I use a package structure to organize my research projects in R. Of course these projects aren't intended to be built/installed by potential external users who would like to reproduce the results. I was thinking of disabling that functionality just as "extra security".
Since there's nothing documenting the different package options in .Rproj
, I've no clue what is the most appropriate. At the moment, I simply use BuildType: None
in the .Rproj
file. Is there a better approach/recommended way of doing it?
Are you saying you build your packages locally, but don't want someone else to be able to build them if you e.g. share a GitHub repo with them? I'm not sure of how to prevent this unless maybe you prevent committing critical files (DESCRIPTION, NAMESPACE, etc.) in .gitignore or something.. Or maybe organizing your functional code with something like box
would work as an alternative to building local packages?
No, I use the base structure of an R package for a research/analysis project. The project is technically a package but is not supposed to be used as a package. I'm not building it myself and don't want people to build it either. The reason of using a package structure is only for convenience. In particular, for the organization of helper functions and their documentation, as well as the handling of the project settings with a DESCRIPTION
file.
Although, it's not a big deal if someone actually builds the project, I don't like the idea of people with no knowledge of package development to install something in their R library path without realizing it. For this reason, I wanted to disable that functionality. BuildType: None
works but I was wondering if there's something cleaner, more appropriate.
Also, there's a Package
field in the DESCRIPTION file. Is it recommended to remove it or change it with something else to make it clear that the project should NOT be used as a package?
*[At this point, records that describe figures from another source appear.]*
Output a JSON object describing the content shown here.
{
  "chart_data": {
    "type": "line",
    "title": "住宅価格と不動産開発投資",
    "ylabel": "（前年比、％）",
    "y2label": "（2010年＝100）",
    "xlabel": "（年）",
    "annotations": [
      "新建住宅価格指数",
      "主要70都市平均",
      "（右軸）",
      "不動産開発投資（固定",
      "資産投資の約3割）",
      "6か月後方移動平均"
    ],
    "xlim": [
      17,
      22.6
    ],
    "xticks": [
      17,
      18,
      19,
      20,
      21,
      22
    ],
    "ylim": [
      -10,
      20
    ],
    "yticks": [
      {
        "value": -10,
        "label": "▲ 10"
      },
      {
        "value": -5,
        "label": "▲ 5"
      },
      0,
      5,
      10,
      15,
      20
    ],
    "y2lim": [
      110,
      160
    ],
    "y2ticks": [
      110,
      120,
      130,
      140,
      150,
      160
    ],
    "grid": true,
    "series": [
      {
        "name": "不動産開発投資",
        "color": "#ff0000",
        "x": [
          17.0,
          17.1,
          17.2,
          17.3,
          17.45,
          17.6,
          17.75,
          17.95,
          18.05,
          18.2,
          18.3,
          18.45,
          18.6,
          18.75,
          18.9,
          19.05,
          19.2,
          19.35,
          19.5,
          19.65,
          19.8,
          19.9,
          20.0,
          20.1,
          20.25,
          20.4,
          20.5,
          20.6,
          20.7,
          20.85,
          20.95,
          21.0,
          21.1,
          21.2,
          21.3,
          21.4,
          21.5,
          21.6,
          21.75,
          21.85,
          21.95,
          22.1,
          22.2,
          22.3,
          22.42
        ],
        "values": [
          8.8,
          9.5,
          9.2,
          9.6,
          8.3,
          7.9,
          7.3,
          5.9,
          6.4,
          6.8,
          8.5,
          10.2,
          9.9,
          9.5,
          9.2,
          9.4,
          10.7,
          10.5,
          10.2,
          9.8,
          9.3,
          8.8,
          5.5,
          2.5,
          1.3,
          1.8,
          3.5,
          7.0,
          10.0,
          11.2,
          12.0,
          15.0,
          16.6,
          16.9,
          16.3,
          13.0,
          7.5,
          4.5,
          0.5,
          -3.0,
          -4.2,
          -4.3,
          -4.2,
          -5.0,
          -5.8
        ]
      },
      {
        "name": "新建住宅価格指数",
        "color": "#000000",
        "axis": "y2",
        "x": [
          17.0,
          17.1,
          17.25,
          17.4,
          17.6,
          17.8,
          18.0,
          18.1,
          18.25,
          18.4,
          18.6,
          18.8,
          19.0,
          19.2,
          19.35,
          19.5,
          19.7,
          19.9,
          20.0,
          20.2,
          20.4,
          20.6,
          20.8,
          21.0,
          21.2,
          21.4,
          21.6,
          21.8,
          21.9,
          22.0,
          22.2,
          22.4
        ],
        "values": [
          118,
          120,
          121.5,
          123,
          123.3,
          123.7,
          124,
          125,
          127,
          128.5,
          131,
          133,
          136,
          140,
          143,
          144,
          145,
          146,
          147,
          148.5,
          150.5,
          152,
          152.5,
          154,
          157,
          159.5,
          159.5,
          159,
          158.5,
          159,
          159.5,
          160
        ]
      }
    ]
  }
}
Ah, in that case maybe box
could work well for you. You can set a module search path in your .Rprofile via the box.path
option, and load your modules that way on startup. You can still document all your helper functions with roxygen2
. The only difference would be how you call such a function (using $ instead of :: to drive into the namespace), but since you aren't actually installing your package, maybe that isn't just a big deal?
Another option might be to just continue with the package structure, but don't export anything in the NAMESPACE file, and don't declare any dependencies in the DESCRIPTION file. Then if someone did somehow unknowingly install the package, and unknowingly load the package, they wouldn't also unknowingly introduce any conflicts with other namespaces. If you use roxygen2
to document your helper functions, just leave out the @export
tag.
I actually tried box before and it was a complete nightmare to use for such a project. box is okay for simple code projects without much inter-dependencies between files (similar to a JS or python project), but that's not useful in R with package projects.
This is very unlikely that a user install and load the library by error (as opposed to just installing it) so this is not my issue. I shouldn't have said that it "is not supposed to be used as a package". It actually is, but not like a regular package with installation and loading with library()
. I handle all these steps with pkgload::load_all()
to avoid being invasive and write things on users' disk. I do need NAMESPACE to export helper functions for the analysis scripts and manuscript files.
My only concern really is with installing the compendium in users' R lib path, because it isn't supposed to live there.